Vraiment, je trouve Maëlle admirable de toujours dire ce qu'elle pense. Je préfère son attitude à la fausseté de Florian. Mais il faut concéder que, comme pour lui, le fait qu'elle pense ce qu'elle pense est parfois irritant. Elle manque d'indulgence à l'égard de l'humanité. Elle a du caractère et c'est très bien ; mais elle semble déterminée à sans cesse vouloir montrer et démontrer qu'elle en a. Elle prend la première occasion venue pour montrer qu'elle n'est pas une fille qui se laisse faire, et sort les crocs au premier mot qu'elle pourrait interpréter comme allant à son encontre (ou à l'encontre de l'une de ses multiples opinions). Pour elle, la vie est un théâtre où elle reste, envers et contre tout, concentrée sur son rôle (celui d'une fille sûre d'elle ?) et sur le fait de ne jamais en sortir. Je n'aurais jamais cru pouvoir penser d'une personne qu'elle est trop elle-même, et pourtant avec Maëlle c'est le cas. Le problème c'est qu'avoir une image de soi très précise et la surjouer, je ne sais pas si ça s'appelle encore vraiment être soi-même. C'est juste une autre façon de trop se soucier de l'opinion du monde : la dernière chose que Maëlle voudrait c'est de passer pour une petite créature soumise et fragile. Elle se soucie de leur opinion mais à sa façon : elle se refuse de jouer les hypocrites pour se faire bien voir des uns et des autres, mais elle se soucie trop de l'image qu'elle renvoie. Et, du haut de sa magnifique force de caractère, elle a juste oublié une chose : de ne pas se mettre à mépriser tous ceux qui ne sont pas comme elle. Elle aurait pu chercher à les comprendre, et découvrir qu'eux aussi sont des êtres humains, qu'ils regorgent de complexité et d'une richesse insoupçonnée. Elle aurait pu réaliser qu'aimer nécessite parfois plus de force que détester, et que l'enthousiasme qu'elle semble perpétuellement se refuser n'a rien d'une denrée méprisable. Elle aurait pu ouvrir son cœur à la vie et à tous ceux qui sont différents d'elle, en restant pourtant tout aussi forte qu'elle l'est. Peut-être qu'elle aurait moins paru l'être, mais elle l'aurait été tout autant. Mais elle n'a pas fait le choix d'être comme ça, et si elle l'avait fait elle n'aurait pas été Maëlle. Peut-être qu'elle le fera un jour : elle a encore le temps de changer. Peut-être aussi qu'elle changera d'une façon différente de celle que j'anticipe ou souhaite.

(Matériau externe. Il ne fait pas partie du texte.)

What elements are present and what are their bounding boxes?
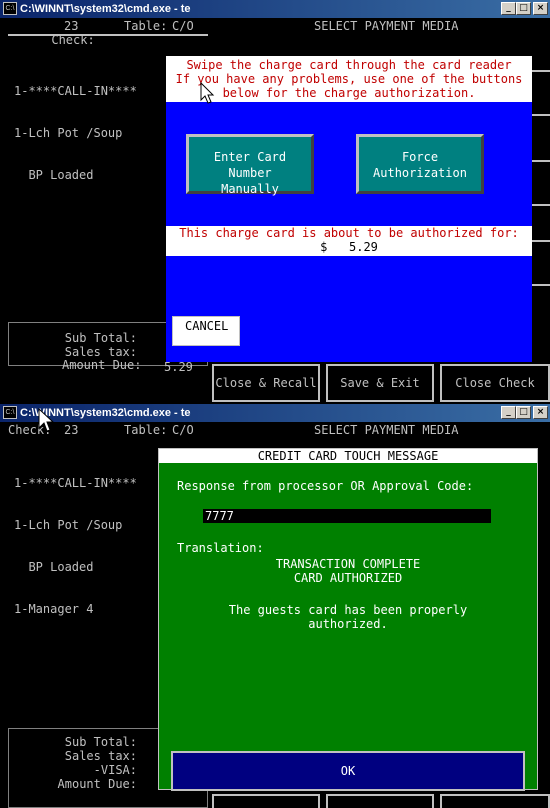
- table-value: C/O: [172, 423, 194, 437]
- title-bar[interactable]: C:\ C:\WINNT\system32\cmd.exe - te _ □ ×: [0, 0, 550, 18]
- table-value: C/O: [172, 19, 194, 33]
- auth-text: This charge card is about to be authoriz…: [179, 226, 519, 240]
- console-area: Check: 23 Table: C/O SELECT PAYMENT MEDI…: [0, 408, 550, 808]
- auth-amount: 5.29: [349, 240, 378, 254]
- swipe-message: Swipe the charge card through the card r…: [166, 56, 532, 102]
- minimize-button[interactable]: _: [501, 2, 516, 15]
- dialog-title: CREDIT CARD TOUCH MESSAGE: [159, 449, 537, 463]
- subtotal-label: Sub Total:: [64, 735, 137, 749]
- message-line: Swipe the charge card through the card r…: [186, 58, 512, 72]
- button-label: Authorization: [373, 166, 467, 180]
- button-label: Force: [401, 150, 439, 164]
- cancel-button[interactable]: CANCEL: [172, 316, 240, 346]
- list-item[interactable]: 1-****CALL-IN****: [14, 476, 137, 490]
- maximize-button[interactable]: □: [516, 406, 531, 419]
- table-label: Table:: [124, 19, 168, 33]
- minimize-button[interactable]: _: [501, 406, 516, 419]
- mouse-pointer-icon: [38, 408, 55, 432]
- sales-tax-label: Sales tax:: [64, 749, 137, 763]
- console-window-1: C:\ C:\WINNT\system32\cmd.exe - te _ □ × C…: [0, 0, 550, 404]
- screen-title: SELECT PAYMENT MEDIA: [314, 423, 459, 437]
- save-exit-button[interactable]: Save & Exit: [326, 364, 434, 402]
- screen-title: SELECT PAYMENT MEDIA: [314, 19, 459, 33]
- translation-label: Translation:: [177, 541, 264, 555]
- message-line: If you have any problems, use one of the…: [175, 72, 523, 86]
- close-button[interactable]: ×: [533, 406, 548, 419]
- force-authorization-button[interactable]: Force Authorization: [356, 134, 484, 194]
- button-label: Manually: [221, 182, 279, 196]
- console-area: Check: 23 Table: C/O SELECT PAYMENT MEDI…: [0, 18, 550, 404]
- button-label: Enter Card Number: [213, 150, 287, 180]
- subtotal-label: Sub Total:: [64, 331, 137, 345]
- maximize-button[interactable]: □: [516, 2, 531, 15]
- enter-card-manually-button[interactable]: Enter Card Number Manually: [186, 134, 314, 196]
- side-button[interactable]: [530, 70, 550, 116]
- close-button[interactable]: ×: [533, 2, 548, 15]
- message-line: below for the charge authorization.: [222, 86, 476, 100]
- list-item[interactable]: 1-Manager 4: [14, 602, 137, 616]
- close-check-button[interactable]: Close Check: [440, 364, 550, 402]
- bottom-button[interactable]: [326, 794, 434, 808]
- list-item[interactable]: 1-Lch Pot /Soup: [14, 518, 137, 532]
- console-window-2: C:\ C:\WINNT\system32\cmd.exe - te _ □ × C…: [0, 404, 550, 808]
- order-items: 1-****CALL-IN**** 1-Lch Pot /Soup BP Loa…: [14, 448, 137, 644]
- translation-line: TRANSACTION COMPLETE: [275, 557, 421, 571]
- translation-line: CARD AUTHORIZED: [293, 571, 403, 585]
- result-message: The guests card has been properly: [228, 603, 468, 617]
- side-button[interactable]: [530, 160, 550, 206]
- authorization-amount-box: This charge card is about to be authoriz…: [166, 226, 532, 256]
- charge-authorization-dialog: Swipe the charge card through the card r…: [166, 56, 532, 362]
- title-bar[interactable]: C:\ C:\WINNT\system32\cmd.exe - te _ □ ×: [0, 404, 550, 422]
- response-label: Response from processor OR Approval Code…: [177, 479, 474, 493]
- check-number: 23: [64, 19, 79, 33]
- list-item[interactable]: BP Loaded: [14, 168, 137, 182]
- amount-due-label: Amount Due:: [62, 358, 142, 372]
- check-number: 23: [64, 423, 79, 437]
- cmd-icon: C:\: [3, 406, 17, 419]
- currency-symbol: $: [320, 240, 328, 254]
- list-item[interactable]: 1-Lch Pot /Soup: [14, 126, 137, 140]
- order-items: 1-****CALL-IN**** 1-Lch Pot /Soup BP Loa…: [14, 56, 137, 210]
- close-recall-button[interactable]: Close & Recall: [212, 364, 320, 402]
- bottom-button[interactable]: [212, 794, 320, 808]
- bottom-button[interactable]: [440, 794, 550, 808]
- list-item[interactable]: 1-****CALL-IN****: [14, 84, 137, 98]
- mouse-pointer-icon: [200, 82, 215, 104]
- amount-due-value: 5.29: [164, 360, 193, 374]
- visa-label: -VISA:: [93, 763, 137, 777]
- amount-due-label: Amount Due:: [57, 777, 137, 791]
- header-separator: [8, 34, 208, 36]
- table-label: Table:: [124, 423, 168, 437]
- sales-tax-label: Sales tax:: [64, 345, 137, 359]
- credit-card-message-dialog: CREDIT CARD TOUCH MESSAGE Response from …: [158, 448, 538, 791]
- approval-code-field[interactable]: 7777: [203, 509, 491, 523]
- cmd-icon: C:\: [3, 2, 17, 15]
- ok-button[interactable]: OK: [171, 751, 525, 791]
- window-title: C:\WINNT\system32\cmd.exe - te: [20, 3, 191, 15]
- side-button[interactable]: [530, 240, 550, 286]
- list-item[interactable]: BP Loaded: [14, 560, 137, 574]
- result-message: authorized.: [308, 617, 388, 631]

Nora pense que Maëlle et Emile iraient bien ensemble. Quand elle m'a sorti ça, je lui ai répondu de se contenter d'être l'auteur de sa propre vie, de celle de ses personnages, et de ne pas essayer de devenir l'auteur de celle des autres. Elle a des idées comme ça Nora, qui semblent sorties de nulle part. Mais elle a toujours des arguments derrière. Son premier argument est le suivant : Maëlle est tout à fait le genre de fille d'Emile, celles qu'il trouve « admirables ». Du coup, elle se demande pourquoi il ne l'a pas remarquée quand ils faisaient du tennis ensemble. Quelle question stupide ! Peut-être parce qu'il était obnubilé par elle à l'époque. Son deuxième argument est le suivant : Emile ferait du bien à Maëlle. Et effectivement avec quelqu'un comme lui elle pourrait trouver l'équilibre que j'estime lui faire défaut, une certaine modération de ses penchants les plus saillants. Si elle l'aimait lui, ce serait signe qu'elle reconnaît la valeur de la différence. Et il lui apprendrait à ne pas tout détester. Nora me fait vraiment rire parfois. Voyez vous, parfois elle dit les choses aussitôt qu'elles surgissent dans son esprit, avant même qu'elle ait pris le temps de terminer d'étudier l'idée. Bien sûr elle a des arguments, mais elle occulte les contre-arguments, qu'elle a oublié de chercher. Elle aurait réfléchi un peu plus, elle aurait vu que ça ne pourrait jamais coller entre Emile et Maëlle. Nora a raison dans le fond : ce serait probablement un couple harmonieux s'ils étaient ensemble. Mais c'est impossible d'en arriver là : ensemble. Il faudrait que Maëlle change du tout au tout avant ; ça serait plus la conséquence que la cause d'un changement.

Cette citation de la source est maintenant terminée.